J’en viens aux dispositions essentielles du présent texte qui visent à renforcer les droits de la défense, ce qui est incontestablement positif. Il s’agit de transposer la directive du 22 mai 2012 et, partiellement, celle du 22 octobre 2013. Trois apports principaux doivent être soulignés. Je ne les rappellerai que brièvement, dans la mesure où tout a déjà été dit par les orateurs précédents.

Tout d’abord, s’agissant de l’audition libre, vous le savez, mes chers collègues, la réforme de la garde à vue, instaurée par la loi du 14 avril 2011, a laissé en suspens la question de l’audition d’une personne par la police ou la gendarmerie alors qu’elle n’est pas placée en garde à vue.

Il est vrai que, aujourd'hui, aucune disposition du code de procédure pénale ne définit le déroulement d’une audition libre. Or, selon votre rapport, monsieur Michel, environ 780 000 auditions dites « libres » sont réalisées chaque année, ce qui est tout de même considérable.

À la suite d’une question prioritaire de constitutionnalité, et pas seulement des directives que je viens d’évoquer, il a été établi qu’une personne dans ce cas ne pourra être entendue par les services de police ou de gendarmerie qu’après avoir été expressément informée de ses droits et, le cas échéant, mise en mesure de les exercer.

Ces droits sont au nombre de cinq.

Premièrement, la personne devra connaître la qualification de l’infraction. Deuxièmement, elle aura le droit de quitter les locaux. Troisièmement, elle aura également droit, le cas échéant, à un interprète. Quatrièmement, elle aura le droit de se taire, droit auquel Mme Lipietz est très attachée. Cinquièmement, elle sera informée de la possibilité de bénéficier de conseils juridiques.
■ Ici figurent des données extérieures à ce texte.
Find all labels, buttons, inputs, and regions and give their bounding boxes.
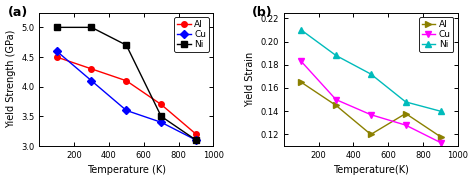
Text: (a): (a) — [8, 6, 28, 19]
X-axis label: Temperature(K): Temperature(K) — [333, 165, 409, 175]
Line: Al: Al — [54, 54, 199, 137]
Text: (b): (b) — [252, 6, 273, 19]
Ni — [193, 139, 199, 141]
Ni — [333, 54, 339, 57]
X-axis label: Temperature (K): Temperature (K) — [87, 165, 166, 175]
Legend: Al, Cu, Ni: Al, Cu, Ni — [419, 17, 454, 52]
Line: Cu: Cu — [298, 58, 443, 145]
Cu — [193, 139, 199, 141]
Cu — [298, 60, 304, 62]
Ni — [158, 115, 164, 117]
Ni — [438, 110, 443, 112]
Al — [368, 133, 374, 136]
Al — [124, 80, 129, 82]
Cu — [54, 50, 60, 52]
Al — [193, 133, 199, 135]
Ni — [89, 26, 94, 28]
Ni — [368, 73, 374, 75]
Cu — [124, 109, 129, 111]
Al — [438, 136, 443, 138]
Line: Ni: Ni — [54, 25, 199, 143]
Al — [333, 104, 339, 106]
Cu — [89, 80, 94, 82]
Al — [298, 81, 304, 83]
Al — [158, 103, 164, 106]
Line: Cu: Cu — [54, 48, 199, 143]
Al — [403, 112, 409, 115]
Cu — [403, 124, 409, 126]
Line: Al: Al — [298, 79, 443, 140]
Ni — [54, 26, 60, 28]
Line: Ni: Ni — [298, 27, 443, 114]
Ni — [298, 29, 304, 31]
Cu — [158, 121, 164, 123]
Cu — [333, 98, 339, 101]
Ni — [124, 44, 129, 46]
Al — [54, 56, 60, 58]
Ni — [403, 101, 409, 103]
Y-axis label: Yield Strength (GPa): Yield Strength (GPa) — [6, 30, 16, 129]
Al — [89, 68, 94, 70]
Cu — [368, 114, 374, 116]
Y-axis label: Yield Strain: Yield Strain — [245, 52, 255, 107]
Legend: Al, Cu, Ni: Al, Cu, Ni — [174, 17, 209, 52]
Cu — [438, 142, 443, 144]
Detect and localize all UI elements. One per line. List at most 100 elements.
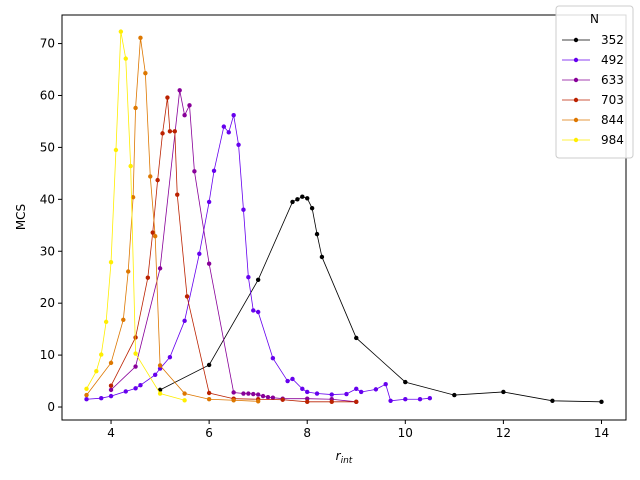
series-line-844: [86, 37, 259, 402]
data-point: [329, 392, 334, 397]
legend-entry-984: 984: [562, 133, 624, 147]
data-point: [255, 392, 261, 397]
data-point: [255, 277, 261, 283]
data-point: [226, 130, 231, 135]
series-layer: [84, 29, 604, 405]
x-tick-label: 8: [303, 426, 311, 440]
y-tick-label: 40: [40, 192, 55, 206]
data-point: [150, 230, 155, 235]
data-point: [206, 397, 212, 402]
data-point: [84, 386, 89, 392]
data-point: [152, 233, 158, 239]
legend-label: 492: [601, 53, 624, 67]
data-point: [108, 393, 114, 399]
data-point: [167, 129, 173, 134]
data-point: [221, 124, 227, 129]
data-point: [241, 207, 246, 212]
x-tick-label: 6: [205, 426, 213, 440]
data-point: [133, 105, 138, 111]
data-point: [157, 391, 163, 396]
data-point: [285, 378, 290, 384]
data-point: [251, 391, 256, 397]
x-axis-label: rint: [336, 449, 353, 466]
legend-entry-492: 492: [562, 53, 624, 67]
data-point: [155, 177, 160, 183]
data-point: [501, 389, 506, 395]
data-point: [206, 261, 212, 266]
data-point: [143, 70, 148, 76]
y-tick-label: 60: [40, 88, 55, 102]
data-point: [403, 397, 408, 402]
legend-entry-352: 352: [562, 33, 624, 47]
data-point: [314, 231, 320, 237]
data-point: [270, 395, 276, 400]
data-point: [123, 56, 128, 61]
x-axis-label-sub: int: [341, 456, 353, 466]
data-point: [126, 269, 131, 274]
data-point: [157, 363, 163, 368]
legend-entries: 352 492 633 703 844 984: [562, 33, 624, 147]
data-point: [329, 399, 334, 405]
data-point: [260, 393, 266, 399]
data-point: [206, 199, 212, 205]
legend-label: 844: [601, 113, 624, 127]
legend-marker: [573, 37, 579, 43]
data-point: [123, 389, 128, 394]
legend-marker: [573, 77, 579, 83]
x-axis-label-main: r: [336, 449, 342, 463]
x-tick-label: 10: [398, 426, 413, 440]
legend-entry-703: 703: [562, 93, 624, 107]
y-tick-label: 0: [47, 400, 55, 414]
legend-marker: [573, 57, 579, 63]
data-point: [231, 398, 236, 403]
data-point: [373, 387, 379, 392]
data-point: [265, 394, 271, 400]
data-point: [280, 397, 285, 402]
data-point: [113, 147, 119, 153]
data-point: [121, 317, 126, 322]
data-point: [160, 131, 165, 136]
x-tick-label: 12: [496, 426, 511, 440]
data-point: [177, 88, 182, 93]
data-point: [255, 309, 261, 315]
data-point: [133, 335, 138, 340]
legend-label: 984: [601, 133, 624, 147]
legend-entry-844: 844: [562, 113, 624, 127]
data-point: [255, 399, 261, 404]
data-point: [138, 383, 143, 388]
data-point: [599, 399, 604, 405]
data-point: [354, 386, 359, 392]
legend: N 352 492 633 703 844 984: [555, 5, 634, 159]
data-point: [305, 399, 310, 405]
data-point: [314, 391, 320, 396]
data-point: [118, 29, 124, 34]
data-point: [290, 376, 295, 382]
data-point: [99, 395, 104, 401]
data-point: [192, 169, 197, 174]
data-point: [108, 383, 114, 388]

À cet égard, je note, monsieur le ministre, que le présent projet de loi va plus loin que le Conseil constitutionnel, puisqu’il donne la possibilité à toute personne suspectée d’avoir commis une infraction susceptible de conduire à un an d’emprisonnement ou plus d’être assistée d’un avocat dans le cadre de cette audition et de bénéficier par conséquent de l’aide juridictionnelle.

Ensuite, ces droits seront mieux notifiés. Si le droit français satisfait les directives sur de nombreux points, il ne répond pas à deux exigences européennes. Il s’agit, d’abord, du droit de garder le silence, dont on peut considérer qu’il découle de l’article 6 de la Convention européenne des droits de l’homme, mais aussi de l’arrêt du 8 février 1996 de la Cour européenne des droits de l’homme Affaire John Murray c. Royaume-Uni.

Avec ce projet de loi, vous allez plus loin, monsieur le ministre, puisque vous instaurez la notification du droit de faire des déclarations, de répondre aux questions posées ou de ne pas le faire, que ce soit dans le cadre des auditions libres, de l’instruction, devant le tribunal correctionnel ou la cour d’assises. C’est un progrès tout à fait net.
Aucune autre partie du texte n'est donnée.